What is the point of handing out cash, rice, or fuel discounts to a population that, year after year, is failed by the very education system that is supposed to empower them?
These are not numbers in a spreadsheet. These are real children from Tawi-Tawi, Basilan, Sultan Kudarat, Saranggani—regions long left behind. And every year that we fail to invest in their education, we sentence them to a life of limited opportunities and inherited poverty.

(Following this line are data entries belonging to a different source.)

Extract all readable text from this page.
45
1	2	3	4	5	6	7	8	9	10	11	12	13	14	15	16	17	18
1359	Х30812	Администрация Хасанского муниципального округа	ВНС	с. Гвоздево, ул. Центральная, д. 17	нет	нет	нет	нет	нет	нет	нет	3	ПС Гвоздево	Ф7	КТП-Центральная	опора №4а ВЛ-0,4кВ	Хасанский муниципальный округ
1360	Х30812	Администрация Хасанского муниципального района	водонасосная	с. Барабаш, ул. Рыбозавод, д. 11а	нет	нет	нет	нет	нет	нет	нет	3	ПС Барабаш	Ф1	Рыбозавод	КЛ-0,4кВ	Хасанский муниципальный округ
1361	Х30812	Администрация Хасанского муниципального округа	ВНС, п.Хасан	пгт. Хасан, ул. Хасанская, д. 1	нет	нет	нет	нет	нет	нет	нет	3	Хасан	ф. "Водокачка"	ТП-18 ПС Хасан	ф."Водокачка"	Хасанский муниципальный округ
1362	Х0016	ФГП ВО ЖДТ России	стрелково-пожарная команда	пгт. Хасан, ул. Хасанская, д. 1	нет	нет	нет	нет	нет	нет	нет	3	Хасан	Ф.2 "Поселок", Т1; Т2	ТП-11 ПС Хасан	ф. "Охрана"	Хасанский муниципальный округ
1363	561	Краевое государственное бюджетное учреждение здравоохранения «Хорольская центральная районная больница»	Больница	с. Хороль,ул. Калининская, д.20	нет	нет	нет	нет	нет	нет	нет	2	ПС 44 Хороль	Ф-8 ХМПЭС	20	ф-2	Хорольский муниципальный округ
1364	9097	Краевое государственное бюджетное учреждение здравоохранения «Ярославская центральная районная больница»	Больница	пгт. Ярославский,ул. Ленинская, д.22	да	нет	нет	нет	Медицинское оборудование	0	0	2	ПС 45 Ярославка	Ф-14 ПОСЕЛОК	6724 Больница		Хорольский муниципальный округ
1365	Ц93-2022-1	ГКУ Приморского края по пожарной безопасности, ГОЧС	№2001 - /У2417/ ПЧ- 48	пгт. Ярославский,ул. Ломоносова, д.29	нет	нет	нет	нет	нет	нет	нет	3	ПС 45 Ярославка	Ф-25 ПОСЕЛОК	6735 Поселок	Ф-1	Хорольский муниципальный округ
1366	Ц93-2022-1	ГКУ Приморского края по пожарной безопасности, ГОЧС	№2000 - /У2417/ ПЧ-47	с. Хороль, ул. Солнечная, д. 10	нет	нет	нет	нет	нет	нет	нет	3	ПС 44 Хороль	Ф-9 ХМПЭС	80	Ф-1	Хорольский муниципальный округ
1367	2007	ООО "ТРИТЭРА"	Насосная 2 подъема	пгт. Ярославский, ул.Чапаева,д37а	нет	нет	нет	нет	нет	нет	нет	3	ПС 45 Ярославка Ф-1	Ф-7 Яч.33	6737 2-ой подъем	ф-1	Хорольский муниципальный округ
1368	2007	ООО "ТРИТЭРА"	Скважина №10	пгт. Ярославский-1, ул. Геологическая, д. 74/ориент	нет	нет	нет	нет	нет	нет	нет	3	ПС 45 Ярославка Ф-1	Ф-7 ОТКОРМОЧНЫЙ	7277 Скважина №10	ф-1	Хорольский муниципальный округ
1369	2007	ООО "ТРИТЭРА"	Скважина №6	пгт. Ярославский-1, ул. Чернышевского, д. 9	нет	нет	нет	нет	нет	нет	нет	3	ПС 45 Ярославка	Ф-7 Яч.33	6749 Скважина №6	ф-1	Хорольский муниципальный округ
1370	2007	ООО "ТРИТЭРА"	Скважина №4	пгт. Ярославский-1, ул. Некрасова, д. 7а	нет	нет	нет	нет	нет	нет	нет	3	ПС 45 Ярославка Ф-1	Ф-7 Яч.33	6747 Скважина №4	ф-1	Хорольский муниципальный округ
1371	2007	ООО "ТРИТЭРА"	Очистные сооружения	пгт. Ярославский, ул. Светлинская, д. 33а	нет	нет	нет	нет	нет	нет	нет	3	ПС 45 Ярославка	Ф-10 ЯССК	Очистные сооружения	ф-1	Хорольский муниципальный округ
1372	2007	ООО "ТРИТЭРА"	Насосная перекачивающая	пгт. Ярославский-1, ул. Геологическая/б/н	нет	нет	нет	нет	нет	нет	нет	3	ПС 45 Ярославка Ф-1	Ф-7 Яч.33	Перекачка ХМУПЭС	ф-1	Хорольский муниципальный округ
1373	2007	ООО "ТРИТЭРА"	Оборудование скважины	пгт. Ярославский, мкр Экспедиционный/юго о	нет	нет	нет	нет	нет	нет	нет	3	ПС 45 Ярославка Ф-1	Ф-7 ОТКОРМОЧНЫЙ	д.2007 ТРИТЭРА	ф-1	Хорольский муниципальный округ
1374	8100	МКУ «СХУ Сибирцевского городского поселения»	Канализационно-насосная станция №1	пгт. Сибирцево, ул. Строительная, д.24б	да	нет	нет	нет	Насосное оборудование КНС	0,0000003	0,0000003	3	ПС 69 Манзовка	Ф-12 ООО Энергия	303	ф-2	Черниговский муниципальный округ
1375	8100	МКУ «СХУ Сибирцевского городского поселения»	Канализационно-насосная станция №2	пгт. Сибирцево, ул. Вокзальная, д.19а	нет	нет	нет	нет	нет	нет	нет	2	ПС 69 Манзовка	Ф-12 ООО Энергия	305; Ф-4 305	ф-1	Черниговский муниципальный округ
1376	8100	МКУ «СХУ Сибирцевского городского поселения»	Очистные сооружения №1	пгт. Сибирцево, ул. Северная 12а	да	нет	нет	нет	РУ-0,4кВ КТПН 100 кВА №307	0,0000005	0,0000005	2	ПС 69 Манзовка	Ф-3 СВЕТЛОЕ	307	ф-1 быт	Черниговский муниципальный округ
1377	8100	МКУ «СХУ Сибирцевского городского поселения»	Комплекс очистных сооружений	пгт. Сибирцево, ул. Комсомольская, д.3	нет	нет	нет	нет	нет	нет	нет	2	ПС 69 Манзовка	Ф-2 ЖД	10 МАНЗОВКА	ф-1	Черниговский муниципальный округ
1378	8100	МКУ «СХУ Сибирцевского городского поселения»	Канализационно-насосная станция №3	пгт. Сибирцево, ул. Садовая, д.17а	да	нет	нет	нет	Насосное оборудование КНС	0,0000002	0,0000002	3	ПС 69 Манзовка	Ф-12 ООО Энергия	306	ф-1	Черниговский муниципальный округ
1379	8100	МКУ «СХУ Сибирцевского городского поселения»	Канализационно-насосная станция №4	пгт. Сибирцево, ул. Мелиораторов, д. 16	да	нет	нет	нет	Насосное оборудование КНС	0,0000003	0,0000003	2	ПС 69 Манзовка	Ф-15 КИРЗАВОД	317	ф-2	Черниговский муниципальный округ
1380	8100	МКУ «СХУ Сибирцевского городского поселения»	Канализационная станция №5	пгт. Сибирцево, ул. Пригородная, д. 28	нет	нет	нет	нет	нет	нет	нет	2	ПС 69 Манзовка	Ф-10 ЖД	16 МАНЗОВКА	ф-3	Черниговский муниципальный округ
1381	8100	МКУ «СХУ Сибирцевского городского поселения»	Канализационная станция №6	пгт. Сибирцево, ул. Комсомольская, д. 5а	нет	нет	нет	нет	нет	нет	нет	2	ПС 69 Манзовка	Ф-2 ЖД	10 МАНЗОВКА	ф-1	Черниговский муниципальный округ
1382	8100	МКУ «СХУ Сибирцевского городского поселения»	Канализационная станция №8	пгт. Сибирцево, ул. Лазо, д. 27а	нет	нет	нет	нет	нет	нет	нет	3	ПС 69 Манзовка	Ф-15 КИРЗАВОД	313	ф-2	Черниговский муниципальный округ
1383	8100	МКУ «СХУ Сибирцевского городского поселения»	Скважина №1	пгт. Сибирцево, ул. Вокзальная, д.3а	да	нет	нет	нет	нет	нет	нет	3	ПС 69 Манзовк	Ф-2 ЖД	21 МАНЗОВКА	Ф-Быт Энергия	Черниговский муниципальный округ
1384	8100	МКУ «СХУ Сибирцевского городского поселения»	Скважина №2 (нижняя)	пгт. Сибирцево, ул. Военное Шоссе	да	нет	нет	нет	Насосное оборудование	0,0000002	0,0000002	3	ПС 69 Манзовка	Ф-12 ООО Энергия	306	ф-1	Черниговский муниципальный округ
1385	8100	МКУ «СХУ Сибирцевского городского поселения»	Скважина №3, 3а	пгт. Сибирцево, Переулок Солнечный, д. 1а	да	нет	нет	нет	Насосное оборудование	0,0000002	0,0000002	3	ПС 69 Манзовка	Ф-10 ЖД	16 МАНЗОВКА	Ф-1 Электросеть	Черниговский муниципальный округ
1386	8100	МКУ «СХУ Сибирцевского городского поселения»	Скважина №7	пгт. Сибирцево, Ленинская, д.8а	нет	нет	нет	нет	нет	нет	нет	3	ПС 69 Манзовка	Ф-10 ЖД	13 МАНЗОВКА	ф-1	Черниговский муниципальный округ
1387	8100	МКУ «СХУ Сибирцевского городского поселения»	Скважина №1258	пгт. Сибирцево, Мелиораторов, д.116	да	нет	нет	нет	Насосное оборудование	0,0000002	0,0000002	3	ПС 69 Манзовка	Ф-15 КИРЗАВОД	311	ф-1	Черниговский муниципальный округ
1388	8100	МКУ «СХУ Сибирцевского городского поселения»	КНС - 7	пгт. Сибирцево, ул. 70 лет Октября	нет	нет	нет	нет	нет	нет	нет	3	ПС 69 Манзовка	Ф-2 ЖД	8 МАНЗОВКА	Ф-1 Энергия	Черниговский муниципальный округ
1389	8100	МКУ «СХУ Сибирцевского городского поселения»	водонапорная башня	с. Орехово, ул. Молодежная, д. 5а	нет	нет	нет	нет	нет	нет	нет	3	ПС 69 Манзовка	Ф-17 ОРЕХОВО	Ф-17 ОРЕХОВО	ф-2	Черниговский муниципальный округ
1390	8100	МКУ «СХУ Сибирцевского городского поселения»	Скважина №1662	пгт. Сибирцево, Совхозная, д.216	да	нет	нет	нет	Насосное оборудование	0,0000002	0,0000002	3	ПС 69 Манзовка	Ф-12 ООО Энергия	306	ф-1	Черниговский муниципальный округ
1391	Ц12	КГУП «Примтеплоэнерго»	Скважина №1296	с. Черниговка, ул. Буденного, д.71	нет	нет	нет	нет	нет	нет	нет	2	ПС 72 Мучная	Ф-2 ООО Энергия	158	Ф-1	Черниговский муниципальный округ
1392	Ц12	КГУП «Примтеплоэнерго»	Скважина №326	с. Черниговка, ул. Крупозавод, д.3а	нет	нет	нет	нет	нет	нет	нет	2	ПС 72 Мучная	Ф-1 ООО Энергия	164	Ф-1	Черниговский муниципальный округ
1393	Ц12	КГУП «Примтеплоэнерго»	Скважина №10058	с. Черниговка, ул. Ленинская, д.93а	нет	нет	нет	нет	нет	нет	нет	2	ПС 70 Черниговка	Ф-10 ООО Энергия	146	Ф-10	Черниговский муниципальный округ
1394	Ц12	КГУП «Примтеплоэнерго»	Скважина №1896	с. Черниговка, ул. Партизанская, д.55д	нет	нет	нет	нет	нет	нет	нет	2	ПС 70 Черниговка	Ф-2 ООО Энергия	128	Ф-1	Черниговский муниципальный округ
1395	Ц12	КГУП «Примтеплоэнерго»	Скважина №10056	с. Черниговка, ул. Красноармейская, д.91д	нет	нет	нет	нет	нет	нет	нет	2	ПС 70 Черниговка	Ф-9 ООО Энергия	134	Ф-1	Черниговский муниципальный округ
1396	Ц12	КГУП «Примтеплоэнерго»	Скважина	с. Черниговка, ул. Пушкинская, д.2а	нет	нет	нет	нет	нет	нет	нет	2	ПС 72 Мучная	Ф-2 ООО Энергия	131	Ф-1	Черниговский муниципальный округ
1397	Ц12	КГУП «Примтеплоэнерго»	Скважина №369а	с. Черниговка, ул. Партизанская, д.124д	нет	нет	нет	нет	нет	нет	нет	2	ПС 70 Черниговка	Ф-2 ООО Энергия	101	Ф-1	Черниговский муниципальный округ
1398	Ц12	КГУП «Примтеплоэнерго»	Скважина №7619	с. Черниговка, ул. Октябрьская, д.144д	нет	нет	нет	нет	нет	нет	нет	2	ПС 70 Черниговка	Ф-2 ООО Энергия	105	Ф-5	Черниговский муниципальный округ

The government’s decision to divert funds from long-term solutions like education to short-term optics-driven programs is nothing less than reckless. It’s a choice that sacrifices the future for political survival. Worse, it continues to marginalize regions like Mindanao, where the stakes of education are not just economic—they are existential.
This editorial is a call to action—not just for lawmakers and education officials but for every Filipino. The budget is a reflection of our values. If we are serious about solving poverty, inequality, and underdevelopment, then education must be the top priority, not a fiscal afterthought.
The 2024 FLEMMS data should be enough to shake us into clarity: this is not the time to shrink the education budget. This is the time to double down. This is the moment to fund school infrastructure in remote areas, train reading teachers, bring back remedial and adult literacy programs, and create a whole-of-government approach to make sure no student is left behind.
Otherwise, we must stop wondering why Mindanao remains poor, why jobs are scarce, or why peace is elusive. Because when we deny people the power to read, write, and understand, we deny them the very tools to change their lives.
What priority is more urgent than that?